Cardiovascular Risk reduction In the NHS abdominal aortic aneurysm (AAA) Screening Programme (CRISP) Study

Primary Investigator: Athanasios Saratzis, Colin Greaves, Tom Withers, Matt Bown
Funding: NIHR
Sponsor: University of Leicester
Start date: 01/04/2020
End date: 01/04/2024

A qualitative study with potential future quantitative feasibility study (mixed methodology)

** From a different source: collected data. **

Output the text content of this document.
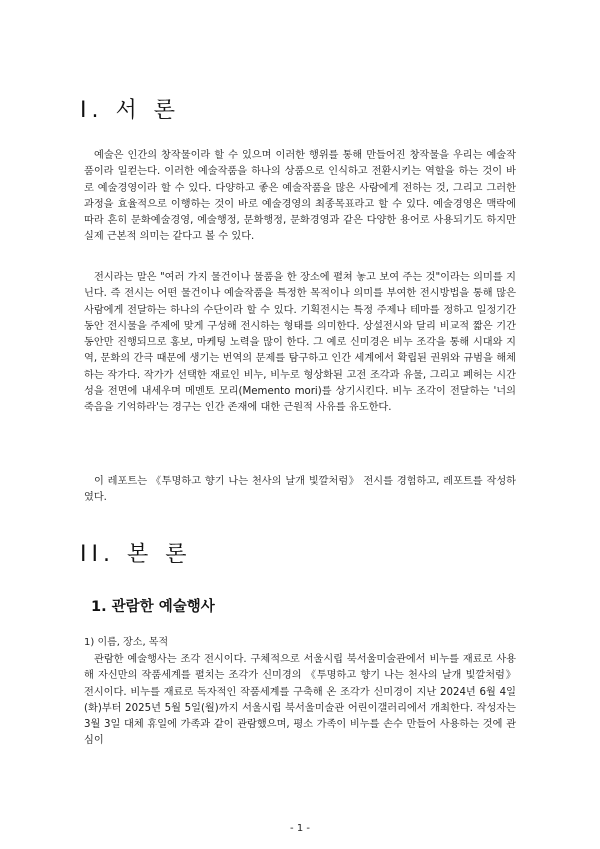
I. 서 론

예술은 인간의 창작물이라 할 수 있으며 이러한 행위를 통해 만들어진 창작물을 우리는 예술작품이라 일컫는다. 이러한 예술작품을 하나의 상품으로 인식하고 전환시키는 역할을 하는 것이 바로 예술경영이라 할 수 있다. 다양하고 좋은 예술작품을 많은 사람에게 전하는 것, 그리고 그러한 과정을 효율적으로 이행하는 것이 바로 예술경영의 최종목표라고 할 수 있다. 예술경영은 맥락에 따라 흔히 문화예술경영, 예술행정, 문화행정, 문화경영과 같은 다양한 용어로 사용되기도 하지만 실제 근본적 의미는 같다고 볼 수 있다.

전시라는 말은 "여러 가지 물건이나 물품을 한 장소에 펼쳐 놓고 보여 주는 것"이라는 의미를 지닌다. 즉 전시는 어떤 물건이나 예술작품을 특정한 목적이나 의미를 부여한 전시방법을 통해 많은 사람에게 전달하는 하나의 수단이라 할 수 있다. 기획전시는 특정 주제나 테마를 정하고 일정기간 동안 전시물을 주제에 맞게 구성해 전시하는 형태를 의미한다. 상설전시와 달리 비교적 짧은 기간 동안만 진행되므로 홍보, 마케팅 노력을 많이 한다. 그 예로 신미경은 비누 조각을 통해 시대와 지역, 문화의 간극 때문에 생기는 번역의 문제를 탐구하고 인간 세계에서 확립된 권위와 규범을 해체하는 작가다. 작가가 선택한 재료인 비누, 비누로 형상화된 고전 조각과 유물, 그리고 폐허는 시간성을 전면에 내세우며 메멘토 모리(Memento mori)를 상기시킨다. 비누 조각이 전달하는 '너의 죽음을 기억하라'는 경구는 인간 존재에 대한 근원적 사유를 유도한다.

이 레포트는 《투명하고 향기 나는 천사의 날개 빛깔처럼》 전시를 경험하고, 레포트를 작성하였다.

II. 본 론
1. 관람한 예술행사

1) 이름, 장소, 목적

관람한 예술행사는 조각 전시이다. 구체적으로 서울시립 북서울미술관에서 비누를 재료로 사용해 자신만의 작품세계를 펼치는 조각가 신미경의 《투명하고 향기 나는 천사의 날개 빛깔처럼》 전시이다. 비누를 재료로 독자적인 작품세계를 구축해 온 조각가 신미경이 지난 2024년 6월 4일(화)부터 2025년 5월 5일(월)까지 서울시립 북서울미술관 어린이갤러리에서 개최한다. 작성자는 3월 3일 대체 휴일에 가족과 같이 관람했으며, 평소 가족이 비누를 손수 만들어 사용하는 것에 관심이

- 1 -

All 65 year-old men in the UK are invited for an ultrasound (US) to screen for AAA. The vast majority of those with AAA enter a disease-surveillance programme, undergoing regular repeat US. There are 11,601 men in AAA-surveillance, spending an average 4-7 years in follow-up. Screening has minimal effect on all-cause mortality. The principal preventable cause of mortality in AAA-surveillance is cardiovascular disease. Regular attendance at surveillance clinics represents an excellent opportunity to address cardiovascular-risk. Unfortunately, AAA-surveillance was not designed to deliver cardiovascular-risk modification. Consequently, uptake of cardiovascular-risk management in AAA-surveillance is poor and does not follow National Institute for Health and Care Excellence (NICE) guidance in most instances. In this study we are therefore going to develop and test a cardiovascular-risk reduction intervention for the specific needs of individuals with AAA.


Men with an abdominal aortic aneurysm identified through the existing NHS Abdominal Aortic Aneurysm (AAA) Screening Programme (NAAASP), and any healthcare professional involved in the care of individuals with an abdominal aortic aneurysm. The target number of participants is 15 patients and 30 stakeholders.

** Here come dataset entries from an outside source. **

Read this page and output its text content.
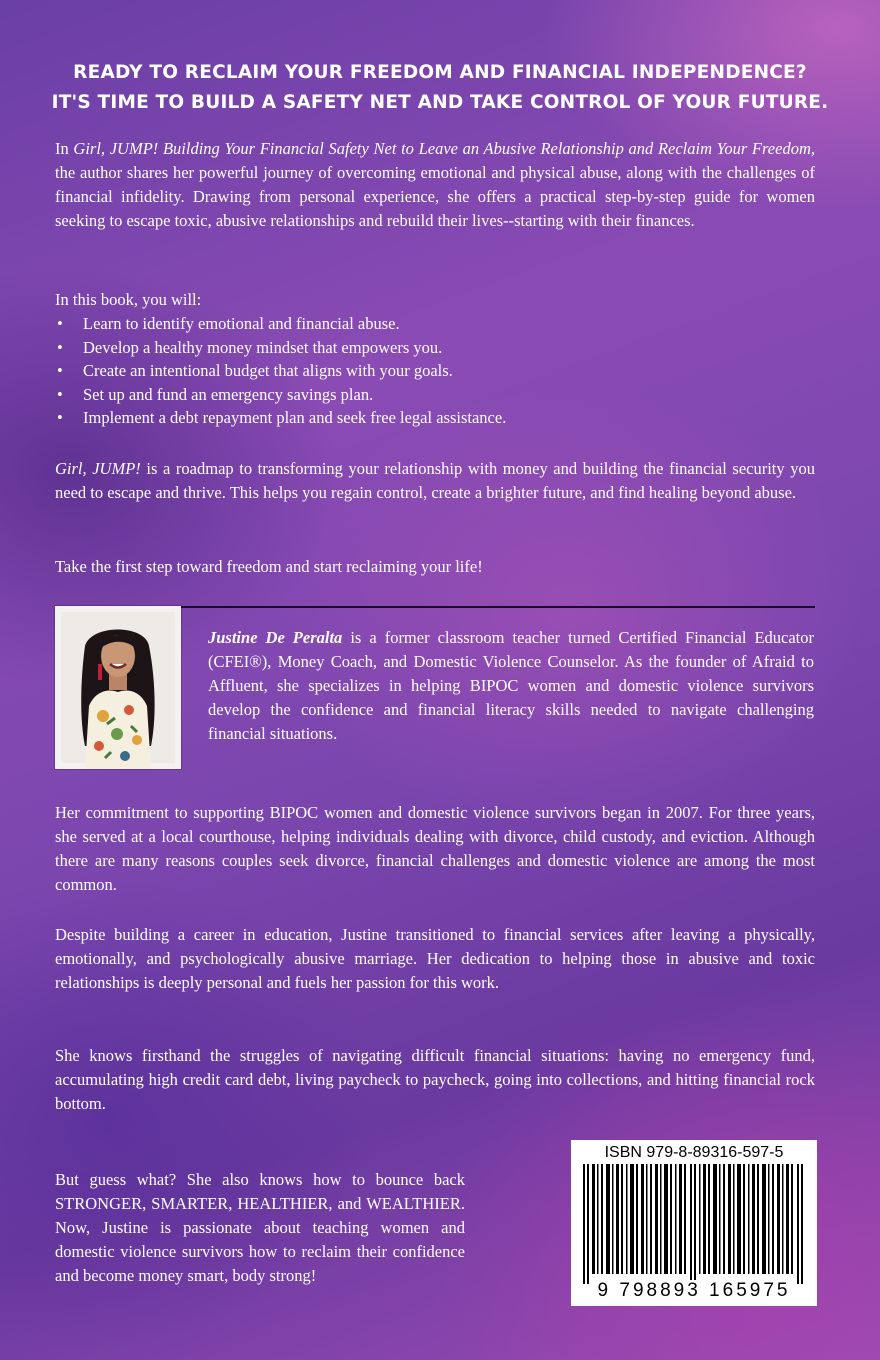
READY TO RECLAIM YOUR FREEDOM AND FINANCIAL INDEPENDENCE?
IT'S TIME TO BUILD A SAFETY NET AND TAKE CONTROL OF YOUR FUTURE.

In Girl, JUMP! Building Your Financial Safety Net to Leave an Abusive Relationship and Reclaim Your Freedom, the author shares her powerful journey of overcoming emotional and physical abuse, along with the challenges of financial infidelity. Drawing from personal experience, she offers a practical step-by-step guide for women seeking to escape toxic, abusive relationships and rebuild their lives--starting with their finances.

In this book, you will:

• Learn to identify emotional and financial abuse.
• Develop a healthy money mindset that empowers you.
• Create an intentional budget that aligns with your goals.
• Set up and fund an emergency savings plan.
• Implement a debt repayment plan and seek free legal assistance.

Girl, JUMP! is a roadmap to transforming your relationship with money and building the financial security you need to escape and thrive. This helps you regain control, create a brighter future, and find healing beyond abuse.

Take the first step toward freedom and start reclaiming your life!

Justine De Peralta is a former classroom teacher turned Certified Financial Educator (CFEI®), Money Coach, and Domestic Violence Counselor. As the founder of Afraid to Affluent, she specializes in helping BIPOC women and domestic violence survivors develop the confidence and financial literacy skills needed to navigate challenging financial situations.

Her commitment to supporting BIPOC women and domestic violence survivors began in 2007. For three years, she served at a local courthouse, helping individuals dealing with divorce, child custody, and eviction. Although there are many reasons couples seek divorce, financial challenges and domestic violence are among the most common.

Despite building a career in education, Justine transitioned to financial services after leaving a physically, emotionally, and psychologically abusive marriage. Her dedication to helping those in abusive and toxic relationships is deeply personal and fuels her passion for this work.

She knows firsthand the struggles of navigating difficult financial situations: having no emergency fund, accumulating high credit card debt, living paycheck to paycheck, going into collections, and hitting financial rock bottom.

But guess what? She also knows how to bounce back STRONGER, SMARTER, HEALTHIER, and WEALTHIER. Now, Justine is passionate about teaching women and domestic violence survivors how to reclaim their confidence and become money smart, body strong!

ISBN 979-8-89316-597-5
9 798893 165975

An intervention will be developed that will help patients with an abdominal aortic aneurysm improve their heart health. Data will be collected in remote focus groups  and, if necessary, in one hour long interviews with patients with aneurysms (or carers/partners) as well as healthcare professionals. Once we have the necessary data from the participants, we will finalise the structure of the intervention. Then we will test whether the intervention can be used in current NHS care and within aneurysm screening programmes. We will invite patients from phase 1 and additional patients with aneurysms to use the intervention for six months. We will record their cardiovascular health when they are invited to take part and after six months. We will also assess how easy it was to use the intervention.

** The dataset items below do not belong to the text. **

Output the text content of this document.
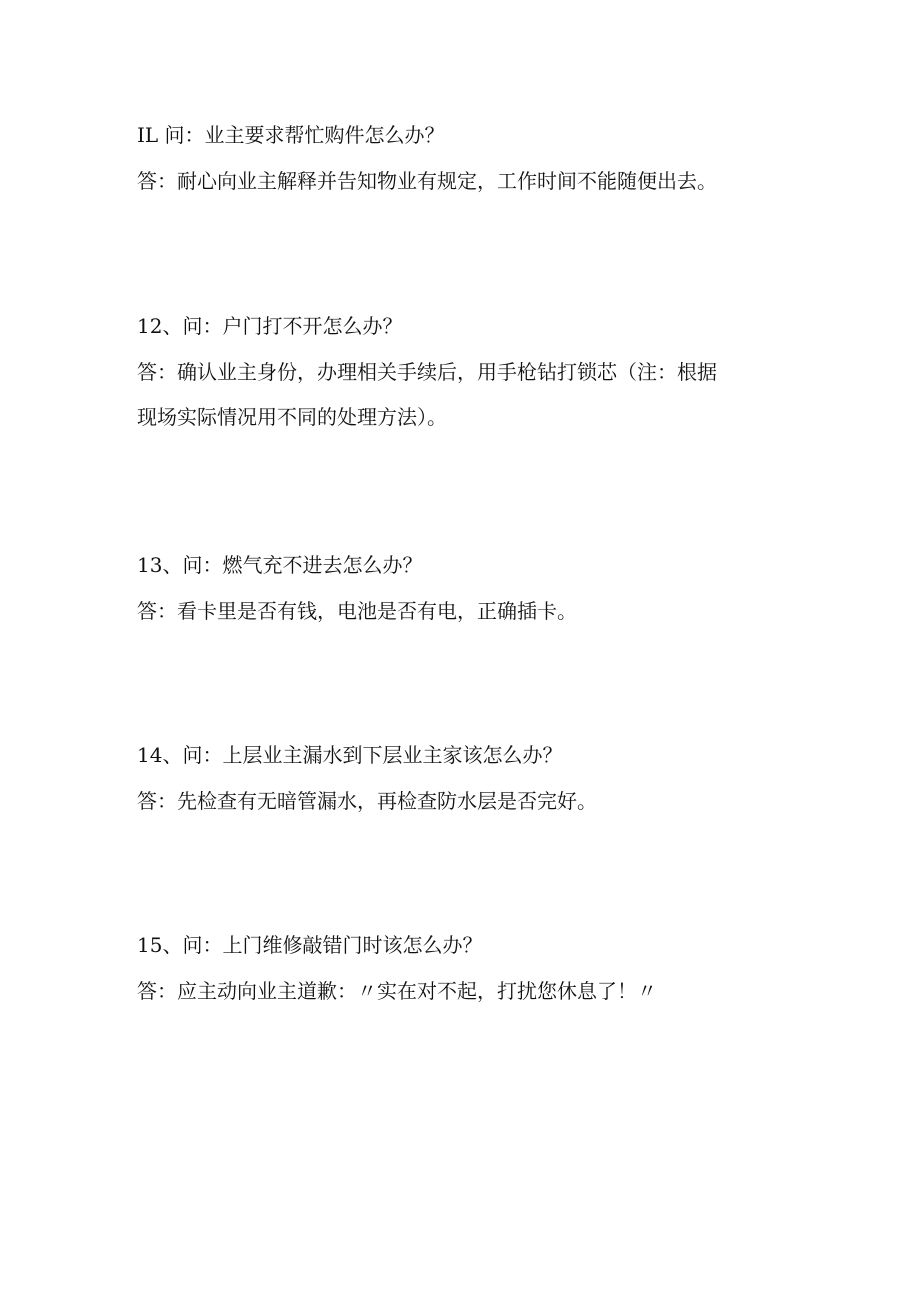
IL 问：业主要求帮忙购件怎么办？

答：耐心向业主解释并告知物业有规定，工作时间不能随便出去。

12、问：户门打不开怎么办？

答：确认业主身份，办理相关手续后，用手枪钻打锁芯（注：根据

现场实际情况用不同的处理方法）。

13、问：燃气充不进去怎么办？

答：看卡里是否有钱，电池是否有电，正确插卡。

14、问：上层业主漏水到下层业主家该怎么办？

答：先检查有无暗管漏水，再检查防水层是否完好。

15、问：上门维修敲错门时该怎么办？

答：应主动向业主道歉：〃实在对不起，打扰您休息了！〃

The CRISP intervention aims to address the following areas of best medical care/therapy in individuals who have an abdominal aortic aneurysm and are having surveillance using ultrasound scans:
1. Smoking cessation: A clear and easy to follow pathway, including patient-centred discussion of barriers and referral to existing NHS smoking cessation services available locally and regionally.
2. Lifestyle modifications: physical activity and diet assessed when one is diagnosed with an aneurysm in screening programmes and then the individual (if needed) is supported in setting and achieving specific targets for change (lose weight, eat healthy based on current guidance).
3. Antiplatelet agents: Aspirin 75mg (or Clopidogrel 75mg if Aspirin is contra-indicated) offered to all individuals and their primary care doctor is updated via direct communication.
4. Lipid control: Atorvastatin 80mg offered to all individuals regardless of baseline lipid levels and their primary care doctor is updated via direct communication.
5. Blood pressure control: A target of 140/90mmHg should be achieved; the primary care doctor is contacted via direct communication in order to achieve that target with appropriate pharmacotherapy

The intervention will include:
1. One initial face-to-face consultation (to assess and discuss risk-factors, address motivation and barriers and decide what actions and specific risk-factors to initially target)
2. Telephone-based remote follow-up (potentially with further face to face catch-up meetings)

Outcome measures
1. Proportion of patients agreeing to take part out of all patients invited at six months (recruitment rate) measured using case report forms
2. Proportion of people recruited who provide data at the end of the intervention period i.e. at six months (retention rate) measured using case report forms
3. Percentage of intervention sessions that participants complete at six months (intervention uptake) measured using case report forms
4. Intervention acceptability to patients (assessed qualitatively using semi-structured interviews and a satisfaction questionnaire) and service providers (assessed qualitatively)

The study is run from the NHS Abdominal Aortic Aneurysm Screening Programme.